Speaking Out Even When it's Uncomfortable
A husband's and father's thoughts on reproductive rights
My post today is different from what I usually write and, to be honest, it’s uncomfortable for me to discuss these personal stories but we are living in uncomfortable times.
In my memoir Here, Right Matters, I briefly mentioned my wife Rachel’s and my struggle with pregnancy loss and infertility. That was purposeful because it seemed like it was her story to tell even though it obviously affected me as well. With all that has happened since the SCOTUS decision on Dobbs and the current horror that is happening to a Texas woman and her husband, I feel compelled to tell our story from my point of view. I hope more men will speak out as well.
In May 2006 I was conducting my first field training exercise as a company commander. Rachel flew home to Oklahoma to tell her family she was pregnant. On Mother’s Day she miscarried. At one point her pain became unbearable and her parents took her to the emergency room where she was admitted for observation. Once her pain was managed she was released to miscarry at home.
In July of the same year we were traveling in Europe when Rachel began experiencing pain that she described as similar to her miscarriage but she was sure she wasn’t pregnant.
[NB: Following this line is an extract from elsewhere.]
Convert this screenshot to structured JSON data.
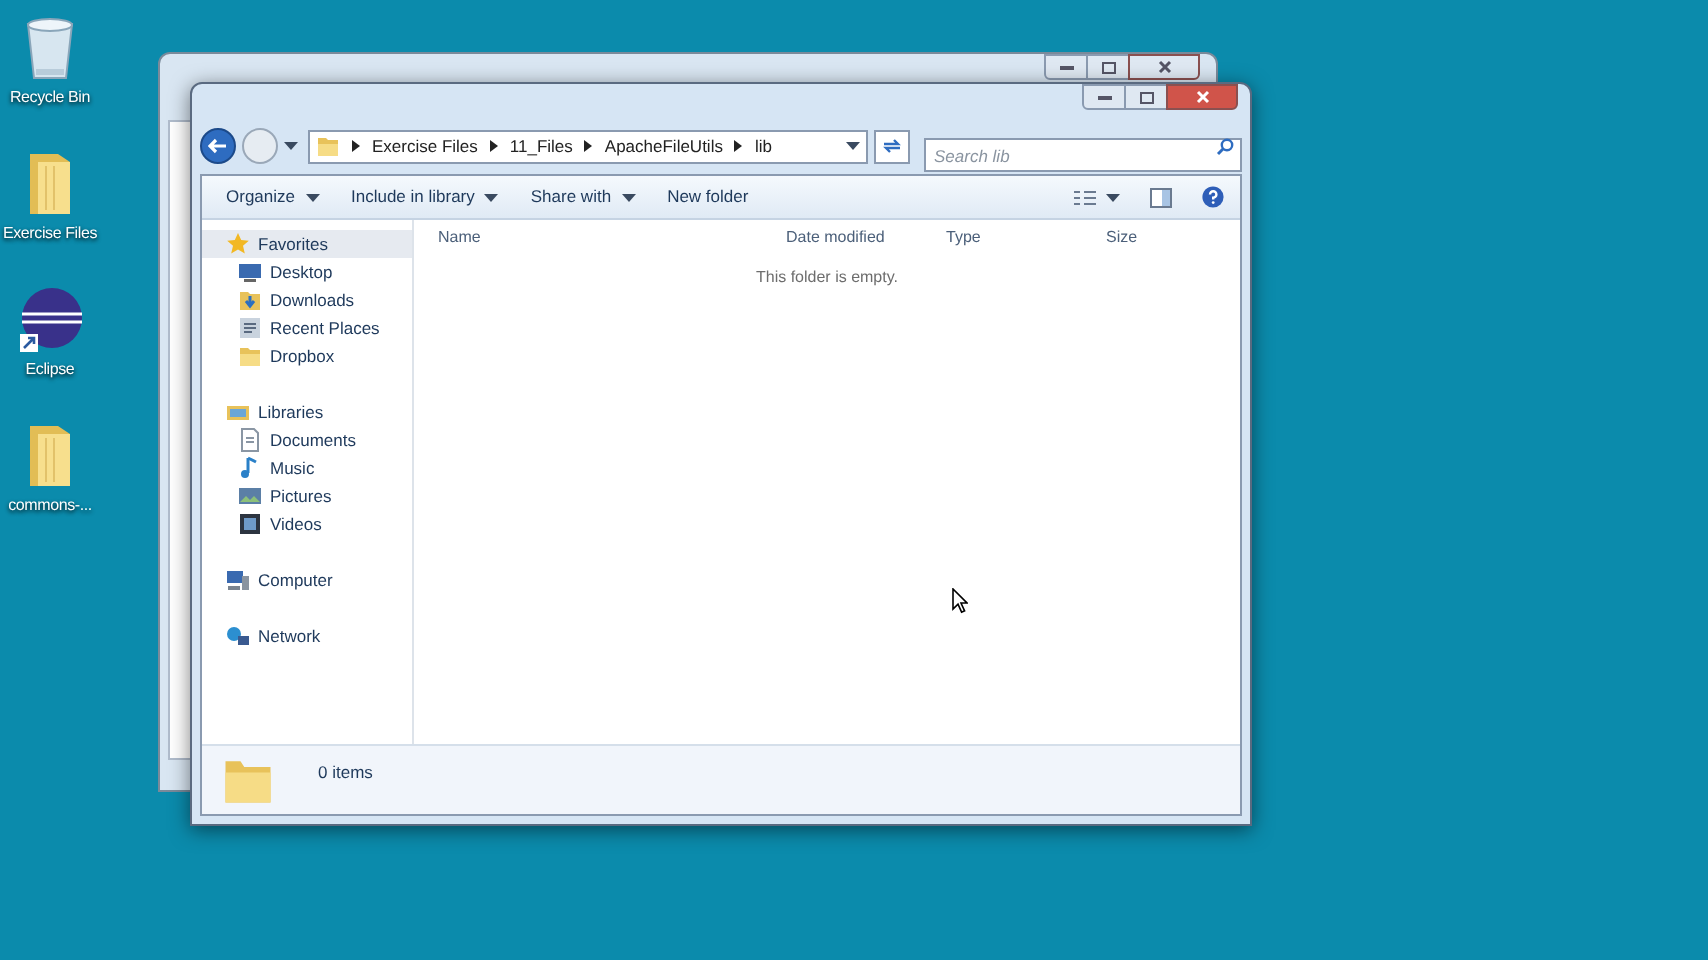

I took her to a local hospital where we learned she actually was pregnant and likely experiencing another miscarriage. She was distraught but I was more worried about her. There were some serious concerns and a dilation and curtilage (D&C) was discussed but fortunately she didn’t need one.
The following April Rachel was pregnant again and for a couple of weeks everything seemed fine but we soon learned she was having her third miscarriage. As the days passed, I could see her pain was increasing but she had experienced pain with her other miscarriages and wanted to remain at home. Eventually I called our doctor who told us to come into his office. By the time we arrived, she couldn’t sit in a chair without extreme discomfort. Within fifteen minutes of arriving at the clinic Rachel was being prepped for emergency surgery. Not only was the pregnancy not viable, it was an ectopic pregnancy — the pregnancy was growing in her fallopian tube with no chance of survival — and it had to be removed immediately in order to save Rachel’s life. Without her doctor’s decisive action, the story could have ended very differently. Today in the United States, some radical Republicans consider lifesaving surgery to remove a never viable ectopic pregnancy abortion and they want to restrict the procedure.
In September 2008 we finally had a healthy and viable pregnancy that was progressing normally. In December we celebrated with family and friends who were as excited as we were to welcome our baby girl the following May. On the evening of January 10, 2009 Rachel went into labor and the next day our beautiful Sarah Abigail was born at just under 24 weeks gestation. We made the decision to have her resuscitated; without that she would have passed away shortly after birth. Sarah survived a week in the neonatal intensive care unit before contracting an infection. Exactly a week after we made the choice to employ all available means to keep Sarah alive after birth, we once again huddled with a medical team — all of us in tears — and made the decision to remove life support for the baby we had longed for and wanted so desperately.
Throughout our journey to become parents we, along with our physicians, made healthcare decisions about death and life. In no way was the government involved in those consultations and in no way should they have been.
In the United States today extremist Republican lawmakers are accusing women who miscarry of aborting their fetuses. There is a woman in Texas who is fighting to be allowed to have a D&C. It has been recommended by her physician and approved by a judge but even still Ken Paxon, the Texas attorney general, and the Texas Supreme Court are blocking her from having this life- and fertility-saving procedure.
Why it Matters: I’m a husband and a father to a daughter. I will do everything and anything to ensure my family’s health and safety. The radical Republicans preach about rights and liberties and claim the government is interfering in parents’ decisions, but the reality is their primary goal is restricting rights. They view power as a zero-sum game; they have more power when they are restricting the rights of others. I did not devote more than 20 years of my life to defending American’s rights from foreign threats to have domestic radicals threaten the dignity and lives of my wife and my daughter. I will not allow the regressive Republicans’ war on rights and freedoms to take choices away from have my daughter who now enjoys less rights than my wife did at her age. The men in this country are all sons, brothers, and fathers. We must stand in solidarity with the women in our lives to speak out against the continuous attacks and curtailing of women’s rights.




Sharing such a personal and painful story is a gift to all who read your substack. And the picture of you with your beautiful daughter brought tears to my eyes. Thank you.❤️
Boy, oh boy. Most men wouldn't even begin to know how to express what you have in your piece today. I am delighted that you and your wife were eventually successful and are parents to a beautiful child. I know first hand the anguish many women go through in making a decision to discontinue a pregnancy, and the multitude of personal reasons for doing so. (I am a nurse at an abortion clinic) Not to mention the hazards involved when, by no fault of their own, a pregnancy goes awry.
Thank you for sharing your story, and I hope that men, and women, realize what they are doing when they vote in 2024. Our rights are truly on the line.